In 1997, a Swiss company, Wicor Holding AG (Wicor), entered into a joint venture contract with a Chinese company, Taizhou Haopu Investment (Haopu). The contract contained an arbitration clause providing that:
“the dispute shall be finally settled under the Rules of Mediation and Arbitration of the International Chamber of Commerce. If arbitration claim is brought by one party, the place of arbitration should be chosen by the other party.”
Haopu brought court proceedings in July 2011 against Wicor in the Taizhou IPC alleging that Wicor had breached the joint venture contract. The Taizhou IPC considered the validity of the arbitration clause in the joint venture contract and found that it was invalid as, in breach of article 16 of the PRC Arbitration Law, no administering arbitration institution had been specified in the arbitration agreement.
Although the parties had stipulated the arbitral rules applicable to the arbitration (ICC Rules), they had failed to include any express reference to an administering institution. Nor could one be inferred simply by reference to the ICC Rules: the rules in force at that time (ICC Rules 1998) did not contain provisions equivalent to those found in the later ICC Rules 2012 and 2017 which provide that “The [ICC] Court is the only body authorised to administer arbitrations under the Rules…”; and “By agreeing to arbitration under the Rules, the parties have accepted that the arbitration shall be administered by the [ICC] Court” (Articles 1.2 and 6.2).
Had the ICC Rules 2012 or 2017 been the applicable rules, pursuant to Article 4 of the Interpretations on Certain Issues Relating to the Application of the PRC Arbitration Law 2006, the arbitration clause would have been considered enforceable.
The Taizhou IPC’s decision was subsequently confirmed by both the Jiangsu High People’s Court (HPC) and the SPC in March 2012. The SPC, in endorsing the Taizhou IPC’s decision, considered which law applied to questions over the validity of the arbitration agreement. The parties had not specified in the arbitration agreement the governing law of the arbitration agreement. Moreover, the arbitration agreement had deferred the choice of arbitral seat until after an arbitration claim had been commenced – when Haopu issued court proceedings no arbitration claim had been raised nor had the place of arbitration been nominated or agreed.

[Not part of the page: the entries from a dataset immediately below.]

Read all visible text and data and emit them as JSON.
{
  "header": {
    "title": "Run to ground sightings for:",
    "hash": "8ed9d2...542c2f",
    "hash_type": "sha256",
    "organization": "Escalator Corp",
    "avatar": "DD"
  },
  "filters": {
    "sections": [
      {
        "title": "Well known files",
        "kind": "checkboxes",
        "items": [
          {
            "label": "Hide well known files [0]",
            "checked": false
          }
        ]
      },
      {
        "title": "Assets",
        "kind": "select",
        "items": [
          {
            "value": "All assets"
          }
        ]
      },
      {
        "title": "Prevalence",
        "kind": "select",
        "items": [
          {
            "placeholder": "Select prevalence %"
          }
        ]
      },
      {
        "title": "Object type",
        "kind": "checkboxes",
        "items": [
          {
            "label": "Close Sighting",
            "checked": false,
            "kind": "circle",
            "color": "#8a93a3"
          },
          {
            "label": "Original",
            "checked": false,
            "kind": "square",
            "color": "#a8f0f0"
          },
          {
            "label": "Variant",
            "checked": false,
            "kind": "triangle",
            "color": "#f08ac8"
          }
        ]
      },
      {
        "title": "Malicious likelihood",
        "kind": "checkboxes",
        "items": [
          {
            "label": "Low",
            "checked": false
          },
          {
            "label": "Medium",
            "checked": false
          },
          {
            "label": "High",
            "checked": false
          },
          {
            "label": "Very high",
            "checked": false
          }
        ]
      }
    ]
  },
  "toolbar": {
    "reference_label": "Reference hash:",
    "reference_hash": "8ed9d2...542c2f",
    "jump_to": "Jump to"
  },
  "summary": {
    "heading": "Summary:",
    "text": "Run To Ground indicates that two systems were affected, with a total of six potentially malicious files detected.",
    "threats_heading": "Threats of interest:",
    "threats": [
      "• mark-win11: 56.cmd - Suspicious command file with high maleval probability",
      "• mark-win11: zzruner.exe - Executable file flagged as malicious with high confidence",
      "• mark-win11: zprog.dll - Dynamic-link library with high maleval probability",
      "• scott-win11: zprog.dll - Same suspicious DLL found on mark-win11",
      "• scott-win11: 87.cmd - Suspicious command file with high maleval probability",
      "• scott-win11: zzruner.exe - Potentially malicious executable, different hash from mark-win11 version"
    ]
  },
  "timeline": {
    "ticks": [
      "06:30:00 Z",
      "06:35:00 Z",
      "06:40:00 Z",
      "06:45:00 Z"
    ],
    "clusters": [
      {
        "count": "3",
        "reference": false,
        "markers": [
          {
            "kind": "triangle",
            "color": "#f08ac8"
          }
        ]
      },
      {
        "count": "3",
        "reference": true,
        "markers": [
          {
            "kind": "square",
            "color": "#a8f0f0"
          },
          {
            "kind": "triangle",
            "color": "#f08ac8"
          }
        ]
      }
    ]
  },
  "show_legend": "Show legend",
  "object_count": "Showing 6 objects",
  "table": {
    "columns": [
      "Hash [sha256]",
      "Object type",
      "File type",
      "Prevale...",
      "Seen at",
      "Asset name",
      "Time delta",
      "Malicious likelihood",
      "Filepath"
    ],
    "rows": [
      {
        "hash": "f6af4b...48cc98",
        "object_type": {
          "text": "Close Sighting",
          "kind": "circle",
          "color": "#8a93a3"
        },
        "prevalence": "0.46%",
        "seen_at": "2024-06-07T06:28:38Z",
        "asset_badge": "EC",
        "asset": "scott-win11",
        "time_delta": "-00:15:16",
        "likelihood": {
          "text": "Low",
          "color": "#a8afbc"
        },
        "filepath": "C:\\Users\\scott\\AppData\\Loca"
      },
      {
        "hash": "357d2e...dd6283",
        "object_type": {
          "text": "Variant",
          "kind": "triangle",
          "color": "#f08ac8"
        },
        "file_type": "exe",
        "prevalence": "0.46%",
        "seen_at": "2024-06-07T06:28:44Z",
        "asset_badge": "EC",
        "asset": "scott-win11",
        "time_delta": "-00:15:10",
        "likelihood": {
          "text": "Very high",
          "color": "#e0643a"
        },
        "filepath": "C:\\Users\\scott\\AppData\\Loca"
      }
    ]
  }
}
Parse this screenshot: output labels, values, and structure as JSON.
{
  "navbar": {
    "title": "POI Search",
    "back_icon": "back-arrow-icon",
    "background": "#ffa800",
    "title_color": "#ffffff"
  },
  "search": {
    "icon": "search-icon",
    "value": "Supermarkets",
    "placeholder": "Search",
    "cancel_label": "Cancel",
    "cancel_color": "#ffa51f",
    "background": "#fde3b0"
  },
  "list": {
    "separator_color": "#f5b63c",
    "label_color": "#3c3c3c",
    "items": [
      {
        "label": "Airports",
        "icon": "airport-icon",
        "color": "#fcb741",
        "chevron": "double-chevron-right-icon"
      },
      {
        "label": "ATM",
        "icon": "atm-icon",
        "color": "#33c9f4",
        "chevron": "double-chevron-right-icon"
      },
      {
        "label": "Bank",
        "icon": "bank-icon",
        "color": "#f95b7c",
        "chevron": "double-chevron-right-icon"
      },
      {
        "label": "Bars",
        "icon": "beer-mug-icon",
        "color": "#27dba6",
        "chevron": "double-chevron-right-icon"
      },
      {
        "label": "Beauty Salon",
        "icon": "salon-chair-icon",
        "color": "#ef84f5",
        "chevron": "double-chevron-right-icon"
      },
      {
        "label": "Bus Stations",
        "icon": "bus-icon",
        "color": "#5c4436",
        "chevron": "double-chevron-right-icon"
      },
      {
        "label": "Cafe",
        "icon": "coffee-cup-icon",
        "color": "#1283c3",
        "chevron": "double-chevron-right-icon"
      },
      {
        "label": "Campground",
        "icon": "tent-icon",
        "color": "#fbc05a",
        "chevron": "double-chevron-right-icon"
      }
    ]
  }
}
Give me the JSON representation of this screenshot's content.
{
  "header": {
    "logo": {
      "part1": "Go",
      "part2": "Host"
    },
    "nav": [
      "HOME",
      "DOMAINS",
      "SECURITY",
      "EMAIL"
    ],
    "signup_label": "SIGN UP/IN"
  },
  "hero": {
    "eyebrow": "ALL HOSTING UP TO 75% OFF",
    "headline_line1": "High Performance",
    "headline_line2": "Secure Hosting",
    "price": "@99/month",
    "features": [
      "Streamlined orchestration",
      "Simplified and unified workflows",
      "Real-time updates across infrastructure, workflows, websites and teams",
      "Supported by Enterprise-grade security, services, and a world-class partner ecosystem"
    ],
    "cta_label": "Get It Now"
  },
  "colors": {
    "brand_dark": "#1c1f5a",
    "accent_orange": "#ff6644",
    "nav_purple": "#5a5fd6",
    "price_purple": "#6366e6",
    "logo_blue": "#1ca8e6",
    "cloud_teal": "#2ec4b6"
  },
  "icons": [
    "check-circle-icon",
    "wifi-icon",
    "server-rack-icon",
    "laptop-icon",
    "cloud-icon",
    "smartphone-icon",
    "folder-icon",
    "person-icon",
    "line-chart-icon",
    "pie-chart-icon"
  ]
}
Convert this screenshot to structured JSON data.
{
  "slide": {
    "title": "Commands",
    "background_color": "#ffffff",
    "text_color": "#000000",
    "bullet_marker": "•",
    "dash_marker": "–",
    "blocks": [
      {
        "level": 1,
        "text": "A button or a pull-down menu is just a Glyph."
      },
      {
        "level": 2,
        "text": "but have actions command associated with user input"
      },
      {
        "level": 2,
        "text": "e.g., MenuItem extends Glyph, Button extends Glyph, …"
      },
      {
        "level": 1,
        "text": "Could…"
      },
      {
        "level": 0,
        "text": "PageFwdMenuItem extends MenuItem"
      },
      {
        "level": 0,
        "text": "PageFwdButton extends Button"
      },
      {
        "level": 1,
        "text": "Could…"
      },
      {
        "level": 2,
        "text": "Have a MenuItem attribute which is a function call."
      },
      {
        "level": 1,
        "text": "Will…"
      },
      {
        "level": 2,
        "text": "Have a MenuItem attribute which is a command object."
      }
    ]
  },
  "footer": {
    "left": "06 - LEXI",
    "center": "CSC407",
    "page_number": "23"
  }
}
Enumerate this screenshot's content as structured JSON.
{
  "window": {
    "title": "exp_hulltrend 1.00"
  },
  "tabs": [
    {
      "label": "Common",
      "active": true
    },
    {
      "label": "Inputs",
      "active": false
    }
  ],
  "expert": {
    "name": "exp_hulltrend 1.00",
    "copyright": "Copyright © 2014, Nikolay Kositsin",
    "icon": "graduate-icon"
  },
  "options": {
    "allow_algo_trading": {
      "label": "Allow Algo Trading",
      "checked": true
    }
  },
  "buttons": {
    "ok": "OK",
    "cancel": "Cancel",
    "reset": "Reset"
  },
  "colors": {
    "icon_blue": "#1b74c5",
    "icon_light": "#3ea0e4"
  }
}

To ascertain the applicable law, the SPC relied on the following principles
- In the absence of the parties’ agreement on the applicable law of the validity of an arbitration agreement, the law of the place of arbitration shall apply if such a place is chosen.
- If the place of arbitration is not chosen or not clear, the law of the place where the court is located shall apply.
The SPC therefore held that the law at the locality of the court, i.e., PRC law, applied to the arbitration clause. And applying PRC law, the arbitration clause was invalid given it breached article 16 of PRC Arbitration law.